Agen Sabung Ayam – Pengumuman! Bendtner Saat ini Bukanlah Lord Sekali lagi, tetapi Emperor

Agen Sabung Ayam -Saat ini tidak ada sekali lagi nama Lord Nicklas Bendtner. Gelar lord telah tidak cukup besar bagi Bendtner. Saat ini kenal dia dengan sebutan Emperor (Kaisar) Bendtner. Belum juga sangat lama mulai sejak Bendtner menimbulkan cerita penyelamatan Nottingham Forest dari degradasi ke League One dari Championship. Kesempatan ini bekas penyerang Arsenal itu miliki cerita yang lebih menghebohkan.

Jadi selepas dari Nottingham Forest, Bendtner meneruskan petualangannya ke Rosenborg di Liga Norwegia. Kesempatan ini sentuhannya tidak sebatas menyelamatkan tim dari keterpurukan, namun membuatnya juara! Ya, Bendtner membawa Rosenborg memenangkan Liga Norwegia bagi ke-25 kalinya. Walau belum juga resmi selesai, Rosenborg sekarang ini ini memuncaki klassemen dengan nilai 58 dari 28 kompetisi. Koleksi angka mereka takkan terkejar sekali lagi oleh Molde di tempat dua dengan 50 point, mengingat cuma ada dua pertandingan sekali lagi yang tersisa.

Serta Bendtner betul-betul memimpin timnya menuju keberhasilan itu, ini bukannya sarkasme belaka. Pemain 29 th. itu cetak 18 gol di liga, sekalian jadi top skorer sesaat. Selama ini, dia keseluruhan telah membukukan 21 gol di semua arena kompetitif. Itu yaitu catatan paling baik selama karirnya. Paling akhir kali dia dapat mencatatkan gol dua digit yaitu waktu bermain di Birmingham City di Championship pada 2006/2007 yang lalu dengan kata lain sedekade kemarin. Sebelumnya musim ini, catatan terbaiknya yaitu cetak 14 gol saat mengenakan seragam Arsenal pada musim 2008/2009 yang lalu.

Karna performnya tersebut Bendtner saat ini miliki sebutan baru, Emperor.

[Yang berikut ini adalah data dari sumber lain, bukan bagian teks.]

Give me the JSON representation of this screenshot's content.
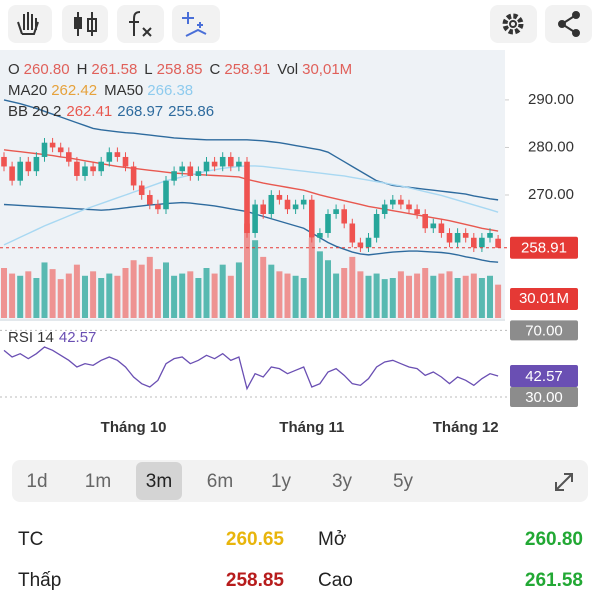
{
  "chart_data": {
    "type": "candlestick",
    "categories": [
      null,
      null,
      null,
      null,
      null,
      null,
      null,
      null,
      null,
      null,
      null,
      null,
      null,
      null,
      null,
      null,
      "Tháng 10",
      null,
      null,
      null,
      null,
      null,
      null,
      null,
      null,
      null,
      null,
      null,
      null,
      null,
      null,
      null,
      null,
      null,
      null,
      null,
      null,
      null,
      "Tháng 11",
      null,
      null,
      null,
      null,
      null,
      null,
      null,
      null,
      null,
      null,
      null,
      null,
      null,
      null,
      null,
      null,
      null,
      null,
      "Tháng 12",
      null,
      null,
      null,
      null
    ],
    "open": [
      278,
      276,
      273,
      277,
      275,
      278,
      281,
      280,
      279,
      277,
      274,
      276,
      275,
      277,
      279,
      278,
      276,
      272,
      270,
      268,
      267,
      273,
      275,
      276,
      274,
      275,
      277,
      276,
      278,
      276,
      277,
      262,
      268,
      266,
      270,
      269,
      267,
      268,
      269,
      261,
      262,
      266,
      267,
      264,
      260,
      259,
      261,
      266,
      268,
      269,
      268,
      267,
      266,
      263,
      264,
      262,
      260,
      262,
      261,
      259,
      261,
      260.8
    ],
    "high": [
      279,
      277,
      278,
      278,
      279,
      282,
      282,
      281,
      280,
      278,
      277,
      277,
      278,
      280,
      280,
      279,
      277,
      273,
      271,
      269,
      274,
      276,
      277,
      277,
      276,
      278,
      278,
      279,
      279,
      278,
      278,
      269,
      269,
      271,
      271,
      270,
      269,
      270,
      270,
      263,
      267,
      268,
      268,
      265,
      261,
      262,
      267,
      269,
      270,
      270,
      269,
      268,
      267,
      265,
      265,
      263,
      263,
      263,
      262,
      262,
      263,
      261.58
    ],
    "low": [
      275,
      272,
      272,
      274,
      274,
      277,
      279,
      278,
      276,
      273,
      273,
      274,
      274,
      276,
      277,
      275,
      271,
      269,
      267,
      266,
      266,
      272,
      274,
      273,
      273,
      274,
      275,
      275,
      275,
      275,
      261,
      261,
      265,
      265,
      268,
      266,
      266,
      267,
      260,
      260,
      261,
      265,
      263,
      259,
      258,
      258,
      260,
      265,
      267,
      267,
      266,
      265,
      262,
      262,
      261,
      259,
      259,
      260,
      258,
      258,
      260,
      258.85
    ],
    "close": [
      276,
      273,
      277,
      275,
      278,
      281,
      280,
      279,
      277,
      274,
      276,
      275,
      277,
      279,
      278,
      276,
      272,
      270,
      268,
      267,
      273,
      275,
      276,
      274,
      275,
      277,
      276,
      278,
      276,
      277,
      262,
      268,
      266,
      270,
      269,
      267,
      268,
      269,
      261,
      262,
      266,
      267,
      264,
      260,
      259,
      261,
      266,
      268,
      269,
      268,
      267,
      266,
      263,
      264,
      262,
      260,
      262,
      261,
      259,
      261,
      262,
      258.91
    ],
    "up_color": "#26a69a",
    "down_color": "#ef5350",
    "last_price_color": "#e53935",
    "ylim": [
      243.7,
      300.5
    ],
    "yticks": [
      {
        "value": 270,
        "label": "270.00"
      },
      {
        "value": 280,
        "label": "280.00"
      },
      {
        "value": 290,
        "label": "290.00"
      }
    ],
    "ohlc_header": [
      {
        "label": "O",
        "value": "260.80"
      },
      {
        "label": "H",
        "value": "261.58"
      },
      {
        "label": "L",
        "value": "258.85"
      },
      {
        "label": "C",
        "value": "258.91"
      },
      {
        "label": "Vol",
        "value": "30,01M"
      }
    ],
    "overlays": [
      {
        "name": "MA20",
        "color": "#e8584f",
        "label_color": "#e6a23c",
        "values": [
          279.5,
          279.3,
          279.1,
          278.9,
          278.7,
          278.5,
          278.3,
          278,
          277.8,
          277.5,
          277.2,
          276.9,
          276.6,
          276.3,
          276,
          275.8,
          275.6,
          275.4,
          275.2,
          275,
          274.8,
          274.6,
          274.5,
          274.4,
          274.3,
          274.2,
          274.1,
          274,
          273.9,
          273.8,
          273.3,
          272.9,
          272.5,
          272.2,
          271.9,
          271.6,
          271.3,
          271,
          270.5,
          270,
          269.6,
          269.2,
          268.8,
          268.4,
          268,
          267.6,
          267.3,
          267,
          266.7,
          266.4,
          266.1,
          265.8,
          265.5,
          265.2,
          264.9,
          264.6,
          264.2,
          263.8,
          263.4,
          263,
          262.7,
          262.42
        ]
      },
      {
        "name": "MA50",
        "color": "#a8d8f2",
        "label_color": "#8ecbee",
        "values": [
          259.5,
          260.3,
          261.1,
          261.9,
          262.7,
          263.5,
          264.2,
          264.9,
          265.6,
          266.3,
          267,
          267.6,
          268.2,
          268.8,
          269.4,
          270,
          270.6,
          271.2,
          271.8,
          272.4,
          273,
          273.4,
          273.8,
          274.2,
          274.6,
          275,
          275.3,
          275.6,
          275.8,
          276,
          276.1,
          276.1,
          276,
          275.8,
          275.6,
          275.4,
          275.2,
          275,
          274.8,
          274.6,
          274.4,
          274.2,
          274,
          273.7,
          273.4,
          273.1,
          272.8,
          272.5,
          272.2,
          271.9,
          271.5,
          271.1,
          270.7,
          270.3,
          269.9,
          269.4,
          268.9,
          268.4,
          267.9,
          267.4,
          266.9,
          266.38
        ]
      }
    ],
    "bollinger": {
      "name": "BB 20 2",
      "color": "#2e6b9e",
      "mid_color": "#e8584f",
      "mid_value": 262.41,
      "upper": [
        290,
        289.6,
        289.2,
        288.7,
        288.2,
        287.6,
        287,
        286.4,
        285.8,
        285.2,
        284.6,
        284,
        283.7,
        283.5,
        283.3,
        283.1,
        283,
        282.8,
        282.6,
        282.4,
        282.2,
        282,
        281.9,
        281.8,
        281.7,
        281.6,
        281.6,
        281.6,
        281.6,
        281.6,
        281.6,
        281.5,
        281.4,
        281.2,
        281,
        280.7,
        280.4,
        280.1,
        279.8,
        279.5,
        279,
        278,
        277,
        276,
        275,
        274,
        273,
        272.5,
        272,
        271.8,
        271.6,
        271.4,
        271.2,
        271,
        270.8,
        270.6,
        270.4,
        270.2,
        269.8,
        269.5,
        269.2,
        268.97
      ],
      "lower": [
        268,
        267.9,
        267.8,
        267.7,
        267.6,
        267.5,
        267.4,
        267.3,
        267.2,
        267.1,
        267,
        266.9,
        266.8,
        266.9,
        267.1,
        267.3,
        267.5,
        267.7,
        267.9,
        268,
        268.2,
        268.3,
        268.4,
        268.3,
        268.1,
        267.9,
        267.7,
        267.4,
        267.1,
        266.8,
        266.5,
        266,
        265.5,
        265,
        264.5,
        264,
        263.5,
        263,
        262,
        261,
        260,
        259.2,
        258.6,
        258,
        257.6,
        257.4,
        257.6,
        257.8,
        258,
        258.1,
        258.2,
        258.2,
        258.1,
        258,
        257.9,
        257.7,
        257.4,
        257,
        256.7,
        256.3,
        256,
        255.86
      ]
    },
    "volume": {
      "ylim": [
        0,
        90
      ],
      "last_label": "30.01M",
      "values": [
        45,
        40,
        38,
        42,
        36,
        50,
        44,
        35,
        40,
        48,
        38,
        42,
        36,
        40,
        38,
        45,
        52,
        48,
        55,
        44,
        50,
        38,
        40,
        42,
        36,
        45,
        40,
        48,
        38,
        50,
        85,
        70,
        55,
        48,
        42,
        40,
        38,
        36,
        72,
        60,
        52,
        40,
        45,
        55,
        42,
        38,
        40,
        35,
        36,
        42,
        38,
        40,
        45,
        38,
        40,
        42,
        36,
        38,
        40,
        36,
        38,
        30.01
      ]
    },
    "rsi": {
      "name": "RSI 14",
      "color": "#6a4fb3",
      "ylim": [
        24,
        75
      ],
      "yticks": [
        {
          "value": 70,
          "label": "70.00"
        },
        {
          "value": 30,
          "label": "30.00"
        }
      ],
      "values": [
        58,
        54,
        56,
        53,
        56,
        60,
        58,
        55,
        52,
        48,
        50,
        49,
        52,
        54,
        52,
        48,
        42,
        38,
        36,
        40,
        50,
        53,
        54,
        50,
        52,
        55,
        53,
        56,
        52,
        54,
        35,
        44,
        42,
        48,
        47,
        44,
        46,
        48,
        36,
        38,
        45,
        47,
        43,
        38,
        37,
        41,
        48,
        51,
        52,
        50,
        48,
        47,
        43,
        45,
        42,
        38,
        42,
        40,
        37,
        41,
        44,
        42.57
      ]
    }
  },
  "periods": [
    {
      "label": "1d"
    },
    {
      "label": "1m"
    },
    {
      "label": "3m",
      "selected": true
    },
    {
      "label": "6m"
    },
    {
      "label": "1y"
    },
    {
      "label": "3y"
    },
    {
      "label": "5y"
    }
  ],
  "stats": [
    {
      "label": "TC",
      "value": "260.65",
      "color": "#e8b50c"
    },
    {
      "label": "Mở",
      "value": "260.80",
      "color": "#22a834"
    },
    {
      "label": "Thấp",
      "value": "258.85",
      "color": "#b71c1c"
    },
    {
      "label": "Cao",
      "value": "261.58",
      "color": "#22a834"
    }
  ]
}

Tidak seperti sebutan Lord yang hanya jadi panggilan sarkastis dari pengagum sepakbola untuk dia, kesempatan ini beberapa rekanan setimnya betul-betul menyematkannya sebutan Emperor. Murni karna kwalitas Bendtner.

” Benar kalau kami miliki raja, lord, serta sebagian gelar yang lain bagi beberapa orang di ruangan ganti. Serta karna Bakenga (Mushaga Bakenga – eks pemain Rosenborg) telah ambil gelar Lord waktu Bendtner tiba. Selain itu, kami semuanya setujuh kalau Lord itu tidak cukup bagi seorang dengan kisah seperti Nicklas, ” kata rekanan setim Bendtner, Pal Andre Helland, seperti diambil Agen Sabung Ayam.

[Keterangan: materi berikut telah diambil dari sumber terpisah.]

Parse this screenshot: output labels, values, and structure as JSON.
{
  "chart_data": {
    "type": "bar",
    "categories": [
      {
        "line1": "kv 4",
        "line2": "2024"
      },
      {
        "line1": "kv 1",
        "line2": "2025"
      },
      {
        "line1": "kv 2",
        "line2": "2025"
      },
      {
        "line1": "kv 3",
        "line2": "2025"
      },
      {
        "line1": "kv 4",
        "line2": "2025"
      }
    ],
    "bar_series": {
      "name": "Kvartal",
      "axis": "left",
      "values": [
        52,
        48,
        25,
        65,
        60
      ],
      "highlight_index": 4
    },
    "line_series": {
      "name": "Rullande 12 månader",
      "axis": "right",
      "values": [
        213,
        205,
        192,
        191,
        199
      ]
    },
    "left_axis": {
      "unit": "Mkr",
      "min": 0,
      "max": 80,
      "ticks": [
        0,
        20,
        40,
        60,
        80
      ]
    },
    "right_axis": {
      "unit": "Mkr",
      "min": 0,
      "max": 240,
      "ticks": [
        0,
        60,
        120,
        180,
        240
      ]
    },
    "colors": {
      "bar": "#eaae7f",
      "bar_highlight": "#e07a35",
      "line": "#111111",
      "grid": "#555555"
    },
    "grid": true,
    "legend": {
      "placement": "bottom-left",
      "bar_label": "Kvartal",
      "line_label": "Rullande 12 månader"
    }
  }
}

Yang lebih menarik yaitu, Bendtner dapat meneruskan cerita heroiknya waktu Denmark tampak di play-off Piala Dunia 2018 menghadapi Republik Irlandia dalam pertandingan dua leg. Dia sangatlah lama tidak cetak gol bagi timnas Denmark, kali paling akhir yaitu pada Maret 2015 lantas dengan kata lain 14 kompetisi yang kemarin. Namun bisa jadi Bendtner yang sebenarnya baru juga akan keluar kesempatan ini, waktu negaranya betul-betul memerlukan.

Jadi, janganlah main-main. Janganlah sekali lagi panggil dia Lord bila tidak ingin kualat, tetapi Emperor Bendtner. All Hail, Emperor Bendtner!